長崎外の幕末・明治期古写真考 目録番号:2360 火消し衆(2)
HP「長崎大学附属図書館 幕末・明治期日本古写真メタデータ・データベース」などに収録している長崎の古写真について、撮影場所などタイトルや説明文に疑問があるものを、現地へ出かけて調査するようにしている。順不同。長崎以外の気付いた作品も取り上げる。
目録番号:2360 火消し衆(2)
目録番号:4841 火の見櫓前に勢揃いした火消組
〔画像解説〕
鍛冶橋警視庁火の見櫓前である。火事の消化は警視庁消防本部の仕事だった。明治になり消防局が設けられた時、いろは48組の町火消を管轄下に置いた。明治7年警視庁が創設されると、彼らは警視庁の組織に組み入れられた。さすがトビ職、櫓に乗り、屋根に乗り、これだけの人数でもみな顔が写っている。初めて公式に出初式を行った明治8年(1875)1月4日と思われる。
■ 確認結果
目録番号:2360「火消し衆(2)」は、次の目録番号:4841「火の見櫓前に勢揃いした火消組」のとおり、東京「鍛冶橋警視庁火の見櫓」前ではないだろうか。
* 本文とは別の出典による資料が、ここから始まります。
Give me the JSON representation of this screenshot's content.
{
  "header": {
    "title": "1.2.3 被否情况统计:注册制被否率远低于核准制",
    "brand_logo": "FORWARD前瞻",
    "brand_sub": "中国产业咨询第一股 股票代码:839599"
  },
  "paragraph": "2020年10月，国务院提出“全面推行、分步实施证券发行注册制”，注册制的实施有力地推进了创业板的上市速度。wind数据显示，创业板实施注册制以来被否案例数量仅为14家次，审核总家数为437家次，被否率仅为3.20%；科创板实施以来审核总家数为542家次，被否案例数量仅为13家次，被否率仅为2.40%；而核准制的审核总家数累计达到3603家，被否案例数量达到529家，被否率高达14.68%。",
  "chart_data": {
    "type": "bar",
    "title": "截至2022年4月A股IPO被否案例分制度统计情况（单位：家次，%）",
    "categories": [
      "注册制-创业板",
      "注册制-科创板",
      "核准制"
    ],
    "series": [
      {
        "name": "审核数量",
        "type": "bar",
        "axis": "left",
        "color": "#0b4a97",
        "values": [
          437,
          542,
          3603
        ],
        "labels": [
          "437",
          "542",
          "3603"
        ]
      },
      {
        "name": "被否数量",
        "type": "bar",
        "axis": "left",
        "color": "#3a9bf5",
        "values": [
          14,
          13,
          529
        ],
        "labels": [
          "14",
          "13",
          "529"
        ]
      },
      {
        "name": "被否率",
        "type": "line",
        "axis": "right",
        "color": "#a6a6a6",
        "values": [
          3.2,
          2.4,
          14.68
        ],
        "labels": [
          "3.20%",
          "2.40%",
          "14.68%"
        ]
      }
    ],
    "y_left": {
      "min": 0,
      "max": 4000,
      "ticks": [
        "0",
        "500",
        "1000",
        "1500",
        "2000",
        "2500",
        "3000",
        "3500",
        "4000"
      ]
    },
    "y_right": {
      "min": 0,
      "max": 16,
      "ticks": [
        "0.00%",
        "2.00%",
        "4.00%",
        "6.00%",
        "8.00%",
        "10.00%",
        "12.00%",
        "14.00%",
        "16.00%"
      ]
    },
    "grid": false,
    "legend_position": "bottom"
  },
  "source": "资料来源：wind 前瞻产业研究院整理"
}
「さすがトビ職、櫓に乗り、屋根に乗り、これだけの人数でもみな顔が写っている」とあり、黄囲線の工作物?も同じである。
解説中の「火事の消化」は、「消火」の間違い。撮影年代は、同じ明治8年(1875)だろう。
目録番号:2360「火消し衆(2)」は、米国セイラム・ピーボディー博物館所蔵「モースコレクション/民具編 モースの見た日本」小学館2005年刊179頁にも、同じ写真が掲載されている。タイトルは次のとおり。解説はない。撮影年代は、「1890年頃」となっている。